Iris began to cry, her whole body lurching and rocking with sobs. She made a low moaning howl that was quiet at first but got louder.
“It’s okay,” Eric said. “It’s just a movie.”
She was rocking and howling in earnest now, and people in nearby cars were starting to look.
They were not supposed to be noticed. They were supposed to slip in and out of the movie like shadows. Three kids no one saw.
Vi put her arm around Iris, said, “Come on, shhh, it’s okay. Let’s go home. We’ll go home, it’s okay.”
Iris didn’t answer, just kept crying.
A man stepped toward them, a little unsteady. Vi couldn’t see his face because he was backlit by the screen playing the intermission clip with dancing popcorn and candy bars, by the bright floodlights that had come on around the snack bar.
“Your friend okay?” he asked. Vi could smell the beer on him.
“Yeah, she’s my sister. She’s fine. Just scared. Never seen a monster movie before,” Vi said.
Vi got on one side of her, Eric on the other, and they walked her back to the fence, murmuring comforting words, and slipped through. The credits rolled behind them, and people headed for the snack bar and playground for intermission.
The man called out, “Hey, where are you going?” He took a few staggering steps toward the fence, and put his hands on the links.
Vi’s heart was pounding as they got on their bikes and pedaled hard away from the drive-in, from the man still standing at the fence, watching them.
They pedaled hard and fast until they were on the dirt road, and then they had to get off and push, because the hill was too steep and Vi couldn’t do it with Iris on the seat of her bike.
Eric could have kept riding, but he dismounted too and walked alongside the girls, pushing his bike.
“It was a sad ending, wasn’t it?” Vi said to Iris as they trudged uphill.
Iris had stopped crying and howling.
“I’m sorry,” Vi said. “We should have warned you.”
“They burned up,” Iris said.
“That’s how it is in monster movies,” Eric explained. “The monster always dies.”
“Why?” Iris asked.
Vi wasn’t sure how to answer.
“Because they don’t belong,” Eric said, voice low.
And Iris started to cry again, not great howling sobs, but quietly, like a puppy snuffling. “It isn’t fair,” she said.
Vi held the handlebar of her bike with her right hand, and reached out for Iris’s hand with her left.
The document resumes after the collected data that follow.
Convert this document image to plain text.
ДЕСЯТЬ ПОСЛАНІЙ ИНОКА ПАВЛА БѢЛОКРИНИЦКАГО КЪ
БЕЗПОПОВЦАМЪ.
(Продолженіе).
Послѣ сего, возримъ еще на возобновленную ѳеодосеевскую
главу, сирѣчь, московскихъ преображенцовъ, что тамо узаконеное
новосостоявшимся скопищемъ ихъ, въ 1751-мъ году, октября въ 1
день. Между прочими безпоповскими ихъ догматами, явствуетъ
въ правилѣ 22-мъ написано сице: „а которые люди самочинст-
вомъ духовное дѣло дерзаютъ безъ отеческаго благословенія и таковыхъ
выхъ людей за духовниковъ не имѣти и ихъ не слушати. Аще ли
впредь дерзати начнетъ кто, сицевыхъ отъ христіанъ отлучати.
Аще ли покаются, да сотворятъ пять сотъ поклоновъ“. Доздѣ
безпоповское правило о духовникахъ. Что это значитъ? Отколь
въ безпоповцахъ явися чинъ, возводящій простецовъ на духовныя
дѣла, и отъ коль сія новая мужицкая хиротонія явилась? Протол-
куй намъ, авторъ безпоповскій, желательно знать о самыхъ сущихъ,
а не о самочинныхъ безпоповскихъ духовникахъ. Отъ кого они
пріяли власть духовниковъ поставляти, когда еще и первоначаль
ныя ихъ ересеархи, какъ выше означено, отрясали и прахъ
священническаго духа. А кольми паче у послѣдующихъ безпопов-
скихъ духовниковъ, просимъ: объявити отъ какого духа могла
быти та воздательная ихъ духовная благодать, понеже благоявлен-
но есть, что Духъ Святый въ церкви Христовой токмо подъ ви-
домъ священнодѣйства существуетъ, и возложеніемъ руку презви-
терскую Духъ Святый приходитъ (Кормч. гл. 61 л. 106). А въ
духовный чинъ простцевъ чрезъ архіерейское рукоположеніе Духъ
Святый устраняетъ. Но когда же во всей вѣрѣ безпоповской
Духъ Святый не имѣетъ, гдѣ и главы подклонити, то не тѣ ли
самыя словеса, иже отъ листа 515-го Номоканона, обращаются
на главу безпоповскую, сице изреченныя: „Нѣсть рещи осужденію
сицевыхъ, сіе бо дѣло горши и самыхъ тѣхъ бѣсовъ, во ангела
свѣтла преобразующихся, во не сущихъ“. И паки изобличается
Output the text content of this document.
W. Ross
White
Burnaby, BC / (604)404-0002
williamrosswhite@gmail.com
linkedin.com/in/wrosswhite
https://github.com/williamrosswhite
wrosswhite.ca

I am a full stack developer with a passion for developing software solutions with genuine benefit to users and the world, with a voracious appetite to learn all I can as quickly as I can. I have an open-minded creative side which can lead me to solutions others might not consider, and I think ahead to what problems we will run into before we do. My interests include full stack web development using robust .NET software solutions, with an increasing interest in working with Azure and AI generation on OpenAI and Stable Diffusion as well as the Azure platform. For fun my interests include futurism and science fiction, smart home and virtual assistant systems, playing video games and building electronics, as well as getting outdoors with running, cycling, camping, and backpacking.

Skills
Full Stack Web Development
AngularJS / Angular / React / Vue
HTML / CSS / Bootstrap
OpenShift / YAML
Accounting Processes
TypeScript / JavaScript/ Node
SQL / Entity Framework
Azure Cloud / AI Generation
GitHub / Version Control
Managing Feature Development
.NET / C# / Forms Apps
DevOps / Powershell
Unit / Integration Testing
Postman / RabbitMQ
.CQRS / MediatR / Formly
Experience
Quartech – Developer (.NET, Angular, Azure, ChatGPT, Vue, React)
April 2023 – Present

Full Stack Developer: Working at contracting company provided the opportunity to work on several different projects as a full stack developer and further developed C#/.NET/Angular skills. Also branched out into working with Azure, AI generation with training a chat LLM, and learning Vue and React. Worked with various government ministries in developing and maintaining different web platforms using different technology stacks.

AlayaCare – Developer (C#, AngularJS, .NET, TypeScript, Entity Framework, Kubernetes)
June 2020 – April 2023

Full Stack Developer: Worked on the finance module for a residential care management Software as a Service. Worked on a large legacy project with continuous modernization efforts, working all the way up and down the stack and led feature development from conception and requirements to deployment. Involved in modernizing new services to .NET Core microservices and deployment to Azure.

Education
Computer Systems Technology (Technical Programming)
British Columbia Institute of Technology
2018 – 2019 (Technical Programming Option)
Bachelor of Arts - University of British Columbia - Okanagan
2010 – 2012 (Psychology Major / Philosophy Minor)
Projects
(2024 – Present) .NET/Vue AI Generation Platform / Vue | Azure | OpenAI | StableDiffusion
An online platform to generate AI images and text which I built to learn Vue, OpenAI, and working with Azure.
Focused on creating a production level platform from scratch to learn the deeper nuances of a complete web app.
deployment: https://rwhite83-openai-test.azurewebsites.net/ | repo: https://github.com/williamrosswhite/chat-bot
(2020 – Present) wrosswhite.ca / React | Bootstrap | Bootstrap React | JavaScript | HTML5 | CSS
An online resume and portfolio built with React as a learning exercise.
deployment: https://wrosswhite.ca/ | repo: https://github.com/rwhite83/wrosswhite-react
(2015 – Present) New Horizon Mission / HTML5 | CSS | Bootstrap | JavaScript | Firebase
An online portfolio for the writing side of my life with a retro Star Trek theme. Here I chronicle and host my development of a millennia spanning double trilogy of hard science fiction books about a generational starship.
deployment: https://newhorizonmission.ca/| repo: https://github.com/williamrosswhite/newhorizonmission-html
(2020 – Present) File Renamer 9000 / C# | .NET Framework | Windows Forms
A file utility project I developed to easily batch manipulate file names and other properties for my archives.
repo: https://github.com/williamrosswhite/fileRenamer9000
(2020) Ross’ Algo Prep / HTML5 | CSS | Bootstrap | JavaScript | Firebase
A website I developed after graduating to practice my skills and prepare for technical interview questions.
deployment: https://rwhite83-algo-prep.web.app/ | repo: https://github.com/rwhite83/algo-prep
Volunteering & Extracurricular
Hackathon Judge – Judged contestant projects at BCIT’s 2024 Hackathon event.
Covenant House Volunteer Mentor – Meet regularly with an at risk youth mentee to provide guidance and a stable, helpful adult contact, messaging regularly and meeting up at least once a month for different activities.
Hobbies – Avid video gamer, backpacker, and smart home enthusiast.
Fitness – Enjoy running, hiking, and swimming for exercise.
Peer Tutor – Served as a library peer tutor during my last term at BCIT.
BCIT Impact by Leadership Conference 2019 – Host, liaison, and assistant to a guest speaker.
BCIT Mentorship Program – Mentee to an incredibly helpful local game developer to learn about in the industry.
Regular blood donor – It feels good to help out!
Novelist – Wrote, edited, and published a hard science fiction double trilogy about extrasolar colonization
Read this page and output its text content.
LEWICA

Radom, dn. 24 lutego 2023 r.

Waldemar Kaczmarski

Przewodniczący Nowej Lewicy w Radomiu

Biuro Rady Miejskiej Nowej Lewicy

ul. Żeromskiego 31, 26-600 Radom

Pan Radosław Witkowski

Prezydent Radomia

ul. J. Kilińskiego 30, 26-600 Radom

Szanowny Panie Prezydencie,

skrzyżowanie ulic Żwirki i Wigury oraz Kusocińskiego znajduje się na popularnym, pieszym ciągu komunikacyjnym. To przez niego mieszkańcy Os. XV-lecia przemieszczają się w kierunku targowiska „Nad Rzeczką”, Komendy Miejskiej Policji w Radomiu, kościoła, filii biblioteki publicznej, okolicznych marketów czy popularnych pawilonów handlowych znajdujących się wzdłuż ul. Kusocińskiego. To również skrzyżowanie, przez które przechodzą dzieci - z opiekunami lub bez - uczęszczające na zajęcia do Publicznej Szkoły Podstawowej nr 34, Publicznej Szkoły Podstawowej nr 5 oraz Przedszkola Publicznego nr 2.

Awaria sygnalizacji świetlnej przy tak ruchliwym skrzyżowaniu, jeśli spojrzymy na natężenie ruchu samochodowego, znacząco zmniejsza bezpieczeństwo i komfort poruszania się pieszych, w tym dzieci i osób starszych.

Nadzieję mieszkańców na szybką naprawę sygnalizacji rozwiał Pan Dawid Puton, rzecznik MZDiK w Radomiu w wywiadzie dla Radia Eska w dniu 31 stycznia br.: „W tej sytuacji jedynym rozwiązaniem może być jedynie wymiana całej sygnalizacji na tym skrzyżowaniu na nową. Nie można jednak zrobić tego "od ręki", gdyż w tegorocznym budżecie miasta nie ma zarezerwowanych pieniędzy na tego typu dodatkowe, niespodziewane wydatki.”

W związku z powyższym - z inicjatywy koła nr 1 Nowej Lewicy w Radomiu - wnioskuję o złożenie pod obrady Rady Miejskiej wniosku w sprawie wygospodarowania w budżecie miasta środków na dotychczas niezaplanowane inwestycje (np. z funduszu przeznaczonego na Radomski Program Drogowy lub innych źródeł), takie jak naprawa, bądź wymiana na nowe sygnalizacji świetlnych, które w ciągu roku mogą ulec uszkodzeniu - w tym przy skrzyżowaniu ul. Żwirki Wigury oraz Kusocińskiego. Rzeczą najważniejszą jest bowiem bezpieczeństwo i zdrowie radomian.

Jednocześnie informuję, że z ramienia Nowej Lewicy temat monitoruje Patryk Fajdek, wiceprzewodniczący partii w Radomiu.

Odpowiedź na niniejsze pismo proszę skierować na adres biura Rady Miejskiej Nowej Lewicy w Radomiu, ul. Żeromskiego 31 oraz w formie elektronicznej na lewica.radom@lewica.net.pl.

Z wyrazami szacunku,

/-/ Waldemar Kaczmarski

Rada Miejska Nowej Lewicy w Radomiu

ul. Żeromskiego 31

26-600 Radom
Iris let her take it, and they walked like that in silence, all the way up the hill, the moonlight behind them stretching out their shadows, turning them all into monsters.
The Helping Hand of God: The True Story of the Hillside Inn By Julia Tetreault, Dark Passages Press, 1980
Helen Hildreth was married while still finishing her surgical residency. Her husband, John Patterson, was a young chemist whom she’d met in a lecture hall. After finishing his dissertation and completing his doctorate at the University of Vermont, he was offered a job at a pharmaceutical company in Philadelphia. The couple moved, and Helen found a position at Philadelphia General Hospital. She was the only female surgeon at the hospital—a groundbreaking role at the time.